On their voyage, they encounter mechanical failure, menacing black holes, inhospitable planets and an evil Matt Damon. But this being Hollywood, the suspense isn’t so much a question of whether they’ll survive but of how, and the answer is a disappointingly banal combination of heroism and scientific coincidence. In Interstellar, gravity, relativity and quantum mechanics are simply forces that hold the nebulous plot together.
There are some dazzling set pieces along the way, notably a sequence involving a giant tidal wave. But overall, the visuals are at best derivative, at worst a bit lame. Saturn looks like a flaming Transport for London logo, and the various scenes in which spaceships explode have been staged in this way so many times before. An obvious reference point is Gravity, from which the film cribs dialogue, plot points and even hairstyles; but debts are also owed to Looper, Sunshine and 2001: A Space Odyssey. Even the actors seem to be recycling performances from their repertoires: McConaughey the hardbitten maverick, Jessica Chastain the strong-willed investigator; Michael Caine the avuncular mentor.

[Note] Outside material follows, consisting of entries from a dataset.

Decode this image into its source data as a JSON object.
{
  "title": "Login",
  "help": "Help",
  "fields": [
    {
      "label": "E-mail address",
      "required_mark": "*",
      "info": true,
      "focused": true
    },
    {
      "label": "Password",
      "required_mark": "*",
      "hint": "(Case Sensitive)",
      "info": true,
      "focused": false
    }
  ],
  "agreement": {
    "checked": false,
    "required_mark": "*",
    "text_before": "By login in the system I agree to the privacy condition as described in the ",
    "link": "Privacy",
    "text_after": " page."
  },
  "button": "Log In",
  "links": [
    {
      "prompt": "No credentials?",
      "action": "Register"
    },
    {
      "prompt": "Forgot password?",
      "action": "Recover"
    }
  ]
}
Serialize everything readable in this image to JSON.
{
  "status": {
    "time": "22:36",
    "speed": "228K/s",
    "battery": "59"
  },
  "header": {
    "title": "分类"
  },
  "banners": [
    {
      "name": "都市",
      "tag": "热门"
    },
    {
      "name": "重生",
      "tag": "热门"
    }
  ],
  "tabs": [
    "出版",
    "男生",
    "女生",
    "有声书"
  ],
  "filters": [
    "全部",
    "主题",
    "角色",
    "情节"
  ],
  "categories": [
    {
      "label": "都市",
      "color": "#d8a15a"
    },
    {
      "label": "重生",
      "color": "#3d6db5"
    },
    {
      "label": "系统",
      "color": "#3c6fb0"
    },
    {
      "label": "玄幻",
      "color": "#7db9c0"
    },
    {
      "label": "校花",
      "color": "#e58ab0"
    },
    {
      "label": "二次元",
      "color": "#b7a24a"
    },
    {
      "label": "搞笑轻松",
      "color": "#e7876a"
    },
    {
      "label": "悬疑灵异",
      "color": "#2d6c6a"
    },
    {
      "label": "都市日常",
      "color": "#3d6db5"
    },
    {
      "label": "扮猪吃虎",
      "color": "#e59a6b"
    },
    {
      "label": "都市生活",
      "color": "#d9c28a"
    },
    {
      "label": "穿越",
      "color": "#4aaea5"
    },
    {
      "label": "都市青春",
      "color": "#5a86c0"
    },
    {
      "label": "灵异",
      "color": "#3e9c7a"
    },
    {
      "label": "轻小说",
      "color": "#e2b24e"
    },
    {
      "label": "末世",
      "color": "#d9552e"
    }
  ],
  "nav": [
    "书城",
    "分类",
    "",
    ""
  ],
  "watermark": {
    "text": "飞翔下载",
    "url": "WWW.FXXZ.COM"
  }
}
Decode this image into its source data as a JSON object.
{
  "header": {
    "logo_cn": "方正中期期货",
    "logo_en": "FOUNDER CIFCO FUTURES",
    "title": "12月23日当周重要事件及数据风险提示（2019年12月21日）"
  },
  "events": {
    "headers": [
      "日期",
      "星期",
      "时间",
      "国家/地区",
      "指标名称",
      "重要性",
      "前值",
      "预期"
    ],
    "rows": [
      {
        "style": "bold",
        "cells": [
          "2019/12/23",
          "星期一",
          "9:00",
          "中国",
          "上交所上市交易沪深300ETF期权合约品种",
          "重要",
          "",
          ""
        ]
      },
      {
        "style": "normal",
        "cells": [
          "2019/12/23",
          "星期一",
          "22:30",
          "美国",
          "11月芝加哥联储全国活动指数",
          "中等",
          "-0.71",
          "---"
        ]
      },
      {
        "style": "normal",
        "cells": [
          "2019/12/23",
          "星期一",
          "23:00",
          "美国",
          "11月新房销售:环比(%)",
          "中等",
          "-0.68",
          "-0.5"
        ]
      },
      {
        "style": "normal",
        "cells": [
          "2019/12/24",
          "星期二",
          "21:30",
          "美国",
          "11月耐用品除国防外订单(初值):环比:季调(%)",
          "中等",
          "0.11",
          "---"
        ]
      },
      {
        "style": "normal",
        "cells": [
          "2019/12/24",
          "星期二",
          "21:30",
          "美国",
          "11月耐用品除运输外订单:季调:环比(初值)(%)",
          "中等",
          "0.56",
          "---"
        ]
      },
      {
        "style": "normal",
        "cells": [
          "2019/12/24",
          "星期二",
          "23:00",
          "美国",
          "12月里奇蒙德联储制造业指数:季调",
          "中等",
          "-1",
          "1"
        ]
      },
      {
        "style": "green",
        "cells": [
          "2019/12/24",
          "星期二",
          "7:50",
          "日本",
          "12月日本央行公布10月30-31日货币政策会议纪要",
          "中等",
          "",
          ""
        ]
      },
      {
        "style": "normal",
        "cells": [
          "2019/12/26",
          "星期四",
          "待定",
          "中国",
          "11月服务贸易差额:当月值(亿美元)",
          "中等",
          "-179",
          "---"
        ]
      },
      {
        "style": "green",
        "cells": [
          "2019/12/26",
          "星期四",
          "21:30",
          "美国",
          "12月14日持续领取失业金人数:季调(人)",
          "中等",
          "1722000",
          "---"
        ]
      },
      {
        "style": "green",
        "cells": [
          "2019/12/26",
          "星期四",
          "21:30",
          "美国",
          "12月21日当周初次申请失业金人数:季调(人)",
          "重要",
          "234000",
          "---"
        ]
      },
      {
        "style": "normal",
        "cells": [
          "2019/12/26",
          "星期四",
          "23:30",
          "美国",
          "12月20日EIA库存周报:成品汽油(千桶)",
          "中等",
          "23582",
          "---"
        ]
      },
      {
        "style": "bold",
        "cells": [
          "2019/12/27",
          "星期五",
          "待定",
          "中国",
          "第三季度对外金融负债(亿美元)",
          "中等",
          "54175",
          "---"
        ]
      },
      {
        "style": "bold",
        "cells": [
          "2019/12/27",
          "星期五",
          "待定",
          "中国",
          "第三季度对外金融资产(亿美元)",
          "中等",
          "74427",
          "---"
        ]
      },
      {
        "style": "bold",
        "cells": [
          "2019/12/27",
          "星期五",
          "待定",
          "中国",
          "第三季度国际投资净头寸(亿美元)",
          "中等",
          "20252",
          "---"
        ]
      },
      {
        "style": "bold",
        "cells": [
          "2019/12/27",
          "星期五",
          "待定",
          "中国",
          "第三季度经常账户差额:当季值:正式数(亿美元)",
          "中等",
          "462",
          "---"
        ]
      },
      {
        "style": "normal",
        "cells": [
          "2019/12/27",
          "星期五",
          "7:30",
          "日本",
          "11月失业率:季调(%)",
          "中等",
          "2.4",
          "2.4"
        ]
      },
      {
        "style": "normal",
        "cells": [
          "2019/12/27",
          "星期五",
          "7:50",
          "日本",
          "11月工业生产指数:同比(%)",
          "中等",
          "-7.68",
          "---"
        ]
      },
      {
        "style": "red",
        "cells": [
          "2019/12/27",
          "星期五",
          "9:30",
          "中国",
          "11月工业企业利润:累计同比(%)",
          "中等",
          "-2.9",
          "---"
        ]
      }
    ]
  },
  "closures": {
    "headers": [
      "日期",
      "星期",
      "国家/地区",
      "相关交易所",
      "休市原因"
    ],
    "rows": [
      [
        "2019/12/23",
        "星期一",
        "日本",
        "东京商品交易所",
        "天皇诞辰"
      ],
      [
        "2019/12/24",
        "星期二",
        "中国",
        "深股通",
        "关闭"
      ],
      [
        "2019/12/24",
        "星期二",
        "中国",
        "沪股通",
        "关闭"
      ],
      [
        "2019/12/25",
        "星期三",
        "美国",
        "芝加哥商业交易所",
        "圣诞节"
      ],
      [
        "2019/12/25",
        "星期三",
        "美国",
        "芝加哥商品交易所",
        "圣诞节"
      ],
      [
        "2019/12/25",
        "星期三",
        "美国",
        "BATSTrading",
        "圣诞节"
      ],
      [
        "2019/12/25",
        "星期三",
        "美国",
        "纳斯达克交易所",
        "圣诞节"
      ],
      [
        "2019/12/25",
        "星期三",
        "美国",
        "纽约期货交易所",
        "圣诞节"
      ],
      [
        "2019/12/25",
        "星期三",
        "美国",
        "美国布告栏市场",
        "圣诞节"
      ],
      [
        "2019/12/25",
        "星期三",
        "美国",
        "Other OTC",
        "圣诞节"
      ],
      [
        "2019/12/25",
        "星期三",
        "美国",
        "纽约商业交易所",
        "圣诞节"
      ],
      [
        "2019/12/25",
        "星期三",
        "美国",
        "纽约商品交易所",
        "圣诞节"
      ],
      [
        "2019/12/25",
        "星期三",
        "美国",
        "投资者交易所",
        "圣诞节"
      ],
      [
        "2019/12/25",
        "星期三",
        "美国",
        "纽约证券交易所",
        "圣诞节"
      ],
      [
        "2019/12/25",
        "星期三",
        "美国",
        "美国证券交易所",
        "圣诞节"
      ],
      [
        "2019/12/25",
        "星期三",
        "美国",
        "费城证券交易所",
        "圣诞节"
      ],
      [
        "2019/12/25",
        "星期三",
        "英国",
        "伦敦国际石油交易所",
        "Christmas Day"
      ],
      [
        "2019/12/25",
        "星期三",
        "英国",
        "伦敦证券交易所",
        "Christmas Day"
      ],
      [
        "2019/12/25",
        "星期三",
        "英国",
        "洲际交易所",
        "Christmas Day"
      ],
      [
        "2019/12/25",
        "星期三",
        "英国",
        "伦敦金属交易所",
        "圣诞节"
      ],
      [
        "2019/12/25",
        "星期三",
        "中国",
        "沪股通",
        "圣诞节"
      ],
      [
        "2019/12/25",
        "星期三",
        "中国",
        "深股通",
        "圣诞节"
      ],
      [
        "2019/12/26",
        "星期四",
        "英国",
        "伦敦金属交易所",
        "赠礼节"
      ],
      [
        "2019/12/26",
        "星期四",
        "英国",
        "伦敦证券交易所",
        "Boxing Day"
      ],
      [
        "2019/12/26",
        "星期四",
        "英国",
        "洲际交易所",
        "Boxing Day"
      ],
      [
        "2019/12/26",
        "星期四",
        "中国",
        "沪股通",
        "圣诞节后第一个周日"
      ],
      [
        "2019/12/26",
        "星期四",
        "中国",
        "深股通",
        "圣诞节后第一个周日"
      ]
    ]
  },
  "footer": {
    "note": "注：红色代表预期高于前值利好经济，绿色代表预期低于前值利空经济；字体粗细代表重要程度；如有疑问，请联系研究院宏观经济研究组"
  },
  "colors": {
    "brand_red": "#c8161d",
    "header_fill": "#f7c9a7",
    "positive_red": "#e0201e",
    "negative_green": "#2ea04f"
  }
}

If Nolan is the thinking man’s blockbuster director, then it’s ironic that his latest film betrays a dearth of original ideas. Where Inception held the attention with unforgettable graphic innovation and sheer narrative chutzpah, Interstellar meekly toes the genre line. In the astronauts’ absence, years elapse on Earth; by the time they return, one wonders if anybody will remember the film they were in.